Dust Off Your Business Ethics Manual

April 10, 2013
You don’t have to dig deep in the dirt of your own supply chain to find threats to human dignity and safety.

I’m not a coffee drinker, but the infographic I received via e-mail today roused my senses faster than a cup of 100% Columbian. Among the statistics it depicts is that if you drink two cups of coffee a day for a year, you’ll be spending more than the annual income of the coffee farmer in the developing country in which that crop was grown.

The source of this infographic was Alex Hillsberg, a Web Journalist who specializes in finance but also covers the people side of issues like health insurance affordability. He’s obviously interested in people’s welfare, which is evident from the statistics he includes in his infographic. A good chunk of it has to do with the coffee supply chain and a class of middlemen who make it possible for American caffeine addicts to get their daily fix. In fact, he portrays them as opportunists with a set of ethics equivalent to traders in a cocaine cartel.

These middlemen are called “Coffee Coyotes,” and they buy coffee cherries from farmers in third world countries at below-market prices and sell them to mills for a substantial profit. The annual income of these farmers is less than $1,000 while the annual cost of a coffee drinker’s Starbucks coffee habit amounts to $1200.

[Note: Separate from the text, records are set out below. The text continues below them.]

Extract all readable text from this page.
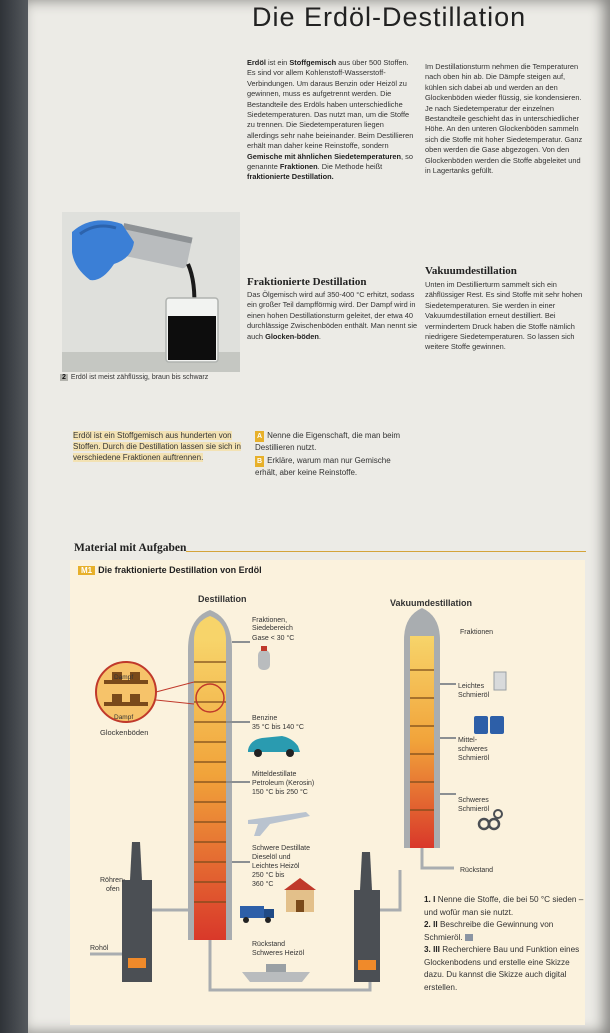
Die Erdöl-Destillation
Erdöl ist ein Stoffgemisch aus über 500 Stoffen. Es sind vor allem Kohlenstoff-Wasserstoff-Verbindungen. Um daraus Benzin oder Heizöl zu gewinnen, muss es aufgetrennt werden. Die Bestandteile des Erdöls haben unterschiedliche Siedetemperaturen. Das nutzt man, um die Stoffe zu trennen. Die Siedetemperaturen liegen allerdings sehr nahe beieinander. Beim Destillieren erhält man daher keine Reinstoffe, sondern Gemische mit ähnlichen Siedetemperaturen, so genannte Fraktionen. Die Methode heißt fraktionierte Destillation.
Fraktionierte Destillation
Das Ölgemisch wird auf 350-400 °C erhitzt, sodass ein großer Teil dampfförmig wird. Der Dampf wird in einen hohen Destillationsturm geleitet, der etwa 40 durchlässige Zwischenböden enthält. Man nennt sie auch Glocken-böden.
Im Destillationsturm nehmen die Temperaturen nach oben hin ab. Die Dämpfe steigen auf, kühlen sich dabei ab und werden an den Glockenböden wieder flüssig, sie kondensieren. Je nach Siedetemperatur der einzelnen Bestandteile geschieht das in unterschiedlicher Höhe. An den unteren Glockenböden sammeln sich die Stoffe mit hoher Siedetemperatur. Ganz oben werden die Gase abgezogen. Von den Glockenböden werden die Stoffe abgeleitet und in Lagertanks gefüllt.
Vakuumdestillation
Unten im Destillierturm sammelt sich ein zähflüssiger Rest. Es sind Stoffe mit sehr hohen Siedetemperaturen. Sie werden in einer Vakuumdestillation erneut destilliert. Bei vermindertem Druck haben die Stoffe nämlich niedrigere Siedetemperaturen. So lassen sich weitere Stoffe gewinnen.
2 Erdöl ist meist zähflüssig, braun bis schwarz
Erdöl ist ein Stoffgemisch aus hunderten von Stoffen. Durch die Destillation lassen sie sich in verschiedene Fraktionen auftrennen.
A Nenne die Eigenschaft, die man beim Destillieren nutzt.
B Erkläre, warum man nur Gemische erhält, aber keine Reinstoffe.
Material mit Aufgaben
M1 Die fraktionierte Destillation von Erdöl
Destillation	Vakuumdestillation
Dampf
Dampf
Glockenböden
Fraktionen,
Siedebereich
Gase < 30 °C
Benzine
35 °C bis 140 °C
Mitteldestillate
Petroleum (Kerosin)
150 °C bis 250 °C
Schwere Destillate
Dieselöl und
Leichtes Heizöl
250 °C bis
360 °C
Rückstand
Schweres Heizöl
Röhren-
ofen
Rohöl
Fraktionen
Leichtes
Schmieröl
Mittel-
schweres
Schmieröl
Schweres
Schmieröl
Rückstand
1. I Nenne die Stoffe, die bei 50 °C sieden – und wofür man sie nutzt.
2. II Beschreibe die Gewinnung von Schmieröl.
3. III Recherchiere Bau und Funktion eines Glockenbodens und erstelle eine Skizze dazu. Du kannst die Skizze auch digital erstellen.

I won’t go into detail about Alex’s infographic. You can drink it in for yourself. But it did get me wondering about other takeaways logistics professionals should awaken to over their coffee break. I checked OSHA’s website to see if they had any info about the coffee industry state-side, and found one aspect of safety that affects not only the coffee processors who mill the beans that come from the cherries, but any material handler who works in a bulk commodity industry like that: combustible dust.

Coffee is among the many agricultural, chemical and mineral dusts that can ignite and explode under the right conditions. In fact OSHA has a nice poster of its own that lists all these dusts by category along with recommendations for controlling hazards associated with them.

If Excelso Coffee and Tea Co. had posted it on their office and plant walls the company might have avoided the $46,550 in citations OSHA inspectors hit it with a couple years ago for 19 violations related to combustible dust and other hazards at its Norcross, Ga., manufacturing facility. Fourteen serious violations included failure to:

· install isolation devices on their dust collector system to prevent fires and explosions;

· keep steel beams and floors free of coffee and tea dust accumulation; and

· develop and implement an emergency action plan and training in the use of fire extinguishers.

William Fulcher, director of OSHA's Atlanta-East Area Office, said it’s common for OSHA to find food and beverage manufacturers that ignore the dangers of combustible dust.

"Fixing these violations now is a lot easier than recovering from a fire or explosion that can result in injuries or even loss of life," he concluded.

Violations of safety and ethical codes of conduct can be found in every link of a global supply chain. Logistics managers don’t have to dig as deep into the third-world recesses of their network as Alex Hillsberg did. In fact they might be surprised at what they find by wiping the dust out of their eyes as they tour the conditions within their own four walls.